The Companies Act 2006 (2006 Act) has come into effect in tranches spanning approximately three years (as reported in past issues of Corporate and Financial Weekly Digest from November 10, 2006; December 21, 2006; and September 28, 2007). The final implementation date is October 1, 2009.

Below are certain of the key changes the 2006 Act has already implemented:

  • a codification of directors’ duties (October 1, 2007);
  • new provisions for shareholder approval of directors’ substantial property transactions, loans, long-term service contracts and payments for loss of office (October 1, 2007);
  • changes to formalities for shareholders’ meetings and resolutions (October 1, 2007);
  • the repeal of the prohibition on financial assistance for private companies (October 1, 2008);
  • new rules dealing with directors’ conflicts of interests (October 1, 2008); and
  • a simplified share capital reduction procedure for private companies (October 1, 2008).

From October 1, 2009, the following changes will be implemented:

  • simplified and ‘model’ constitutional documentation is provided for new companies;
  • the concept of authorized share capital is abolished and directors of private companies with only one class of share will be free to allot shares unless prohibited from doing so by their articles;
  • directors may file a “service” rather than home address; and
  • a simplified procedure has been adopted to change company names.

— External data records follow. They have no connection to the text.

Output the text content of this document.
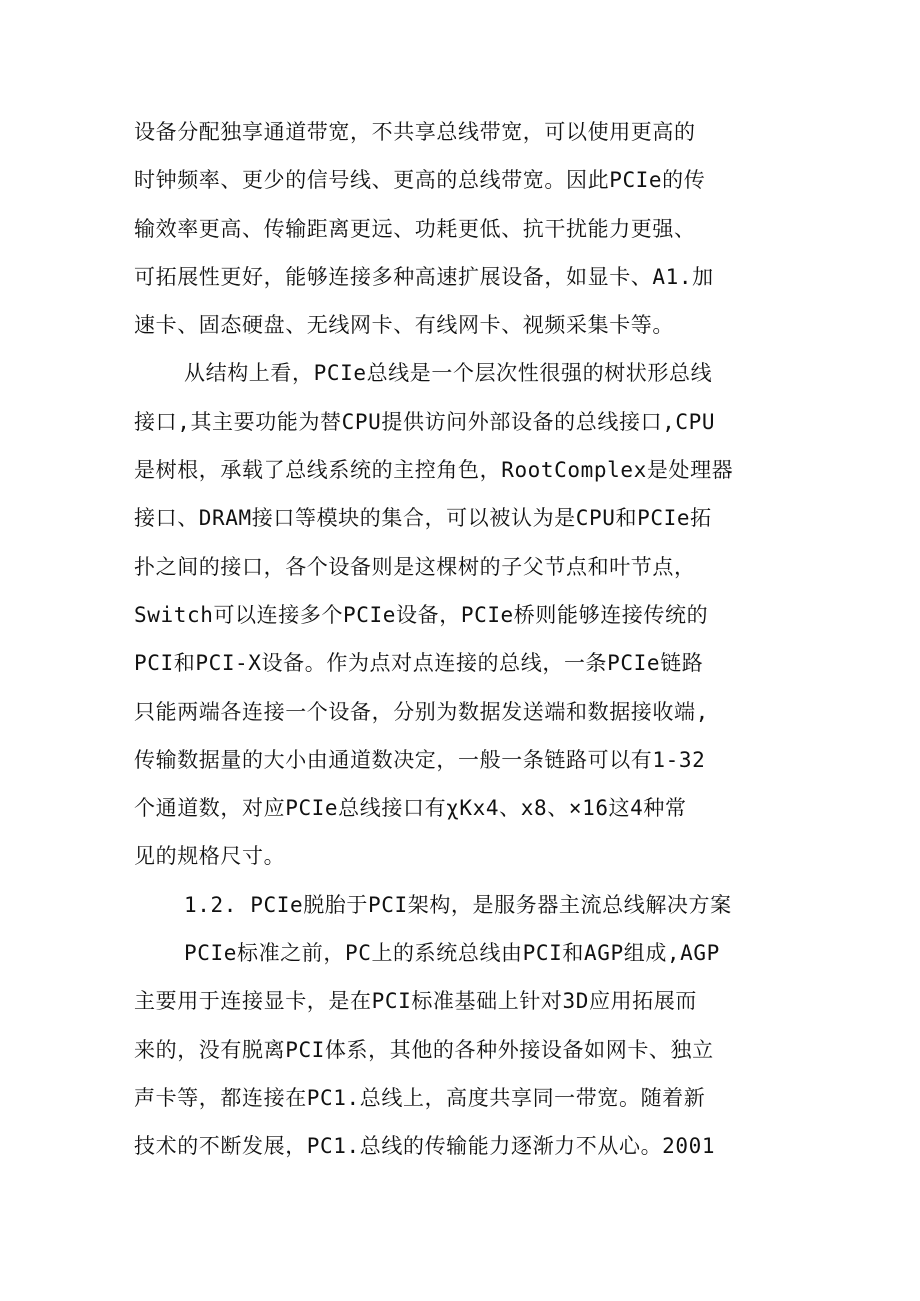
设备分配独享通道带宽，不共享总线带宽，可以使用更高的
时钟频率、更少的信号线、更高的总线带宽。因此PCIe的传
输效率更高、传输距离更远、功耗更低、抗干扰能力更强、
可拓展性更好，能够连接多种高速扩展设备，如显卡、A1.加
速卡、固态硬盘、无线网卡、有线网卡、视频采集卡等。
从结构上看，PCIe总线是一个层次性很强的树状形总线
接口,其主要功能为替CPU提供访问外部设备的总线接口,CPU
是树根，承载了总线系统的主控角色，RootComplex是处理器
接口、DRAM接口等模块的集合，可以被认为是CPU和PCIe拓
扑之间的接口，各个设备则是这棵树的子父节点和叶节点，
Switch可以连接多个PCIe设备，PCIe桥则能够连接传统的
PCI和PCI-X设备。作为点对点连接的总线，一条PCIe链路
只能两端各连接一个设备，分别为数据发送端和数据接收端,
传输数据量的大小由通道数决定，一般一条链路可以有1-32
个通道数，对应PCIe总线接口有χKx4、x8、×16这4种常
见的规格尺寸。
1.2. PCIe脱胎于PCI架构，是服务器主流总线解决方案
PCIe标准之前，PC上的系统总线由PCI和AGP组成,AGP
主要用于连接显卡，是在PCI标准基础上针对3D应用拓展而
来的，没有脱离PCI体系，其他的各种外接设备如网卡、独立
声卡等，都连接在PC1.总线上，高度共享同一带宽。随着新
技术的不断发展，PC1.总线的传输能力逐渐力不从心。2001
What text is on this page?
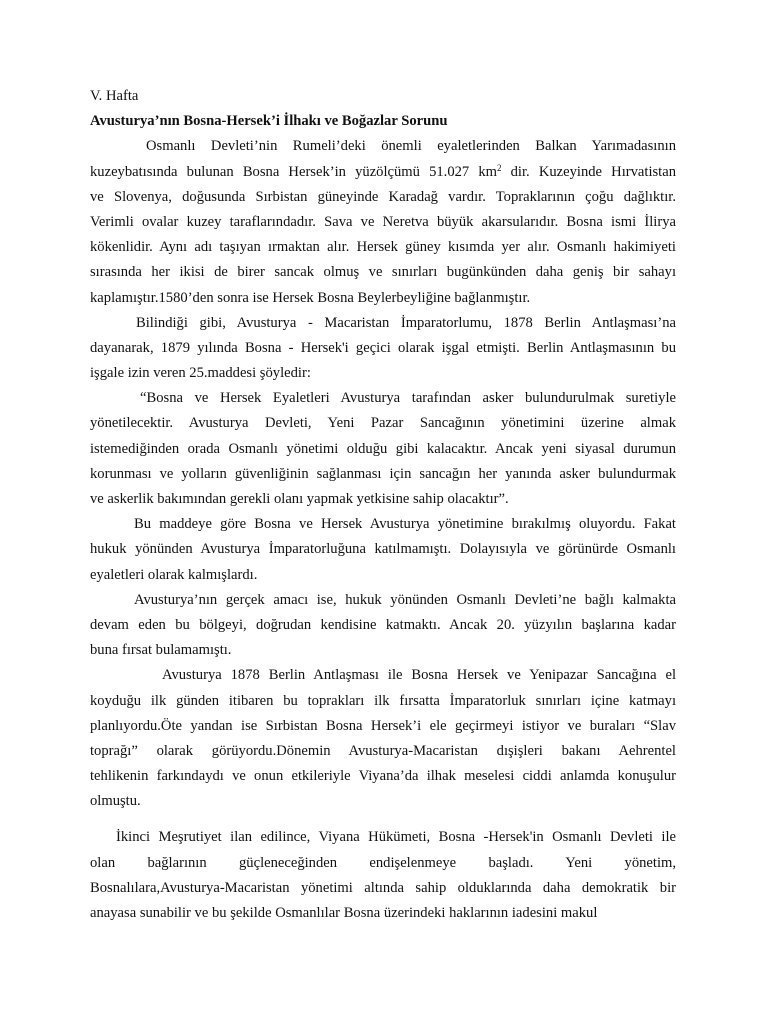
V. Hafta
Avusturya’nın Bosna-Hersek’i İlhakı ve Boğazlar Sorunu
Osmanlı Devleti’nin Rumeli’deki önemli eyaletlerinden Balkan Yarımadasının
kuzeybatısında bulunan Bosna Hersek’in yüzölçümü 51.027 $km^2$ dir. Kuzeyinde Hırvatistan
ve Slovenya, doğusunda Sırbistan güneyinde Karadağ vardır. Topraklarının çoğu dağlıktır.
Verimli ovalar kuzey taraflarındadır. Sava ve Neretva büyük akarsularıdır. Bosna ismi İlirya
kökenlidir. Aynı adı taşıyan ırmaktan alır. Hersek güney kısımda yer alır. Osmanlı hakimiyeti
sırasında her ikisi de birer sancak olmuş ve sınırları bugünkünden daha geniş bir sahayı
kaplamıştır.1580’den sonra ise Hersek Bosna Beylerbeyliğine bağlanmıştır.
Bilindiği gibi, Avusturya - Macaristan İmparatorlumu, 1878 Berlin Antlaşması’na
dayanarak, 1879 yılında Bosna - Hersek'i geçici olarak işgal etmişti. Berlin Antlaşmasının bu
işgale izin veren 25.maddesi şöyledir:
“Bosna ve Hersek Eyaletleri Avusturya tarafından asker bulundurulmak suretiyle
yönetilecektir. Avusturya Devleti, Yeni Pazar Sancağının yönetimini üzerine almak
istemediğinden orada Osmanlı yönetimi olduğu gibi kalacaktır. Ancak yeni siyasal durumun
korunması ve yolların güvenliğinin sağlanması için sancağın her yanında asker bulundurmak
ve askerlik bakımından gerekli olanı yapmak yetkisine sahip olacaktır”.
Bu maddeye göre Bosna ve Hersek Avusturya yönetimine bırakılmış oluyordu. Fakat
hukuk yönünden Avusturya İmparatorluğuna katılmamıştı. Dolayısıyla ve görünürde Osmanlı
eyaletleri olarak kalmışlardı.
Avusturya’nın gerçek amacı ise, hukuk yönünden Osmanlı Devleti’ne bağlı kalmakta
devam eden bu bölgeyi, doğrudan kendisine katmaktı. Ancak 20. yüzyılın başlarına kadar
buna fırsat bulamamıştı.
Avusturya 1878 Berlin Antlaşması ile Bosna Hersek ve Yenipazar Sancağına el
koyduğu ilk günden itibaren bu toprakları ilk fırsatta İmparatorluk sınırları içine katmayı
planlıyordu.Öte yandan ise Sırbistan Bosna Hersek’i ele geçirmeyi istiyor ve buraları “Slav
toprağı” olarak görüyordu.Dönemin Avusturya-Macaristan dışişleri bakanı Aehrentel
tehlikenin farkındaydı ve onun etkileriyle Viyana’da ilhak meselesi ciddi anlamda konuşulur
olmuştu.
İkinci Meşrutiyet ilan edilince, Viyana Hükümeti, Bosna -Hersek'in Osmanlı Devleti ile
olan bağlarının güçleneceğinden endişelenmeye başladı. Yeni yönetim,
Bosnalılara,Avusturya-Macaristan yönetimi altında sahip olduklarında daha demokratik bir
anayasa sunabilir ve bu şekilde Osmanlılar Bosna üzerindeki haklarının iadesini makul
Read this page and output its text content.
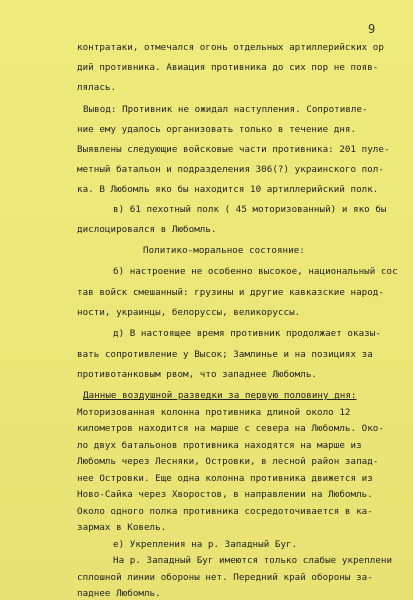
9
контратаки, отмечался огонь отдельных артиллерийских ор
дий противника. Авиация противника до сих пор не появ-
лялась.
Вывод: Противник не ожидал наступления. Сопротивле-
ние ему удалось организовать только в течение дня.
Выявлены следующие войсковые части противника: 201 пуле-
метный батальон и подразделения 306(?) украинского пол-
ка. В Любомль яко бы находится 10 артиллерийский полк.
в) 61 пехотный полк ( 45 моторизованный) и яко бы
дислоцировался в Любомль.
Политико-моральное состояние:
б) настроение не особенно высокое, национальный сос
тав войск смешанный: грузины и другие кавказские народ-
ности, украинцы, белоруссы, великоруссы.
д) В настоящее время противник продолжает оказы-
вать сопротивление у Высок; Замлинье и на позициях за
противотанковым рвом, что западнее Любомль.
Данные воздушной разведки за первую половину дня:
Моторизованная колонна противника длиной около 12
километров находится на марше с севера на Любомль. Око-
ло двух батальонов противника находятся на марше из
Любомль через Лесняки, Островки, в лесной район запад-
нее Островки. Еще одна колонна противника движется из
Ново-Сайка через Хворостов, в направлении на Любомль.
Около одного полка противника сосредоточивается в ка-
зармах в Ковель.
е) Укрепления на р. Западный Буг.
На р. Западный Буг имеются только слабые укреплени
сплошной линии обороны нет. Передний край обороны за-
паднее Любомль.
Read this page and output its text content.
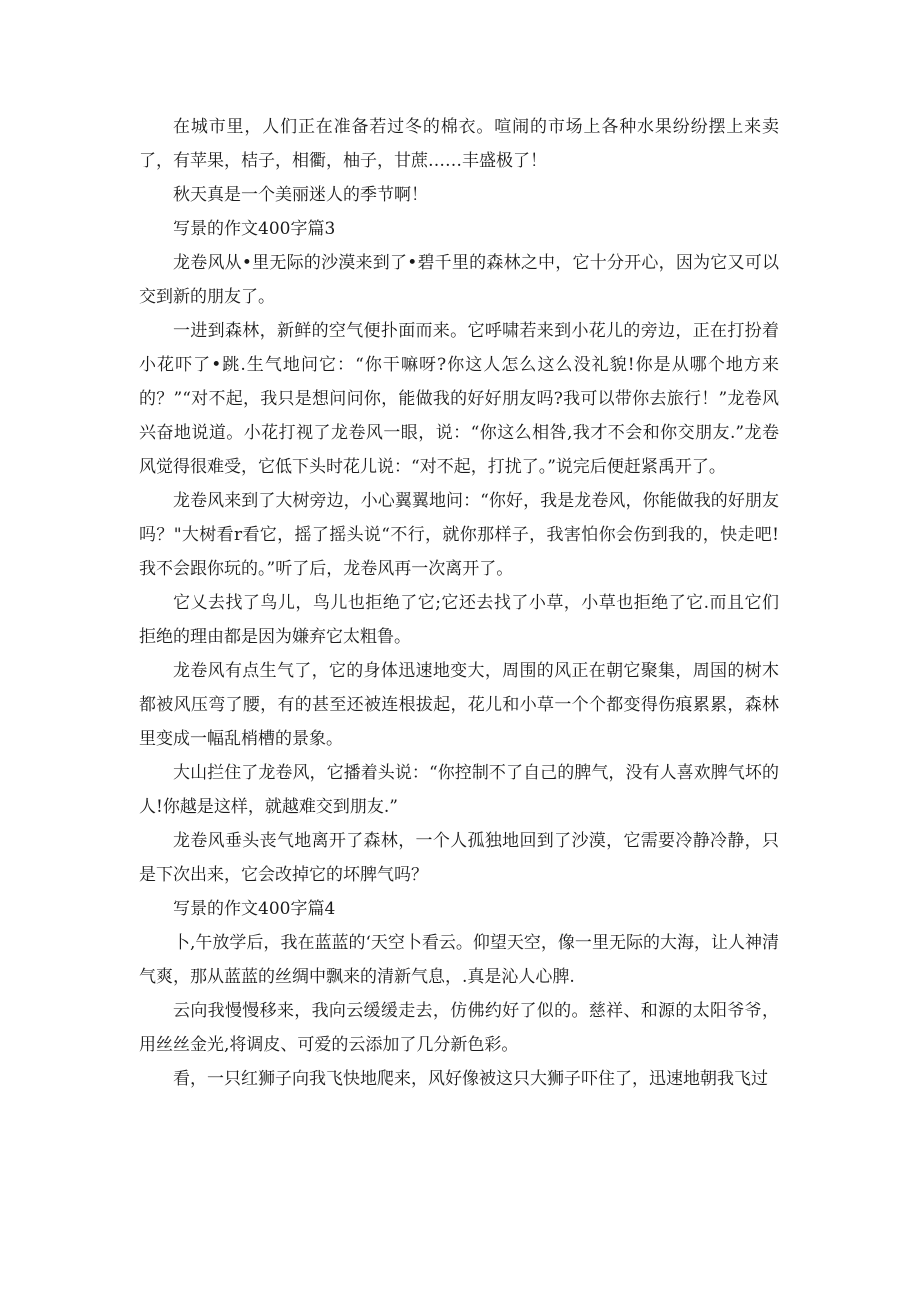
在城市里，人们正在准备若过冬的棉衣。喧闹的市场上各种水果纷纷摆上来卖了，有苹果，桔子，相衢，柚子，甘蔗……丰盛极了！

秋天真是一个美丽迷人的季节啊！

写景的作文400字篇3

龙卷风从•里无际的沙漠来到了•碧千里的森林之中，它十分开心，因为它又可以交到新的朋友了。

一进到森林，新鲜的空气便扑面而来。它呼啸若来到小花儿的旁边，正在打扮着小花吓了•跳.生气地问它：“你干嘛呀?你这人怎么这么没礼貌!你是从哪个地方来的？”“对不起，我只是想问问你，能做我的好好朋友吗?我可以带你去旅行！”龙卷风兴奋地说道。小花打视了龙卷风一眼，说：“你这么相咎,我才不会和你交朋友.”龙卷风觉得很难受，它低下头时花儿说：“对不起，打扰了。”说完后便赶紧禹开了。

龙卷风来到了大树旁边，小心翼翼地问：“你好，我是龙卷风，你能做我的好朋友吗？"大树看r看它，摇了摇头说“不行，就你那样子，我害怕你会伤到我的，快走吧!我不会跟你玩的。”听了后，龙卷风再一次离开了。

它乂去找了鸟儿，鸟儿也拒绝了它;它还去找了小草，小草也拒绝了它.而且它们拒绝的理由都是因为嫌弃它太粗鲁。

龙卷风有点生气了，它的身体迅速地变大，周围的风正在朝它聚集，周国的树木都被风压弯了腰，有的甚至还被连根拔起，花儿和小草一个个都变得伤痕累累，森林里变成一幅乱梢槽的景象。

大山拦住了龙卷风，它播着头说：“你控制不了自己的脾气，没有人喜欢脾气坏的人!你越是这样，就越难交到朋友.”

龙卷风垂头丧气地离开了森林，一个人孤独地回到了沙漠，它需要冷静冷静，只是下次出来，它会改掉它的坏脾气吗？

写景的作文400字篇4

卜,午放学后，我在蓝蓝的‘天空卜看云。仰望天空，像一里无际的大海，让人神清气爽，那从蓝蓝的丝绸中飘来的清新气息，.真是沁人心脾.

云向我慢慢移来，我向云缓缓走去，仿佛约好了似的。慈祥、和源的太阳爷爷，用丝丝金光,将调皮、可爱的云添加了几分新色彩。

看，一只红狮子向我飞快地爬来，风好像被这只大狮子吓住了，迅速地朝我飞过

All UK companies should be taking the opportunity to consider whether or not they comply with the 2006 Act regime and how they can take advantage of certain simplified and modernized procedures. For example, in relation to the recent changes existing UK private limited companies might:

  • consider whether to pass resolutions to remove restrictions that are no longer required (e.g., to allow directors to allot shares without prior authority);
  • review the company’s articles and consider whether to:
    • adopt new articles to reflect the new model articles available; or
    • introduce amendments to existing articles (e.g., to remove or update provisions that are altered or relaxed by the 2006 Act); or o entrench any provisions of the company’s articles; and
    • update internal processes to ensure that registers of directors and secretaries are correctly and confidentially maintained.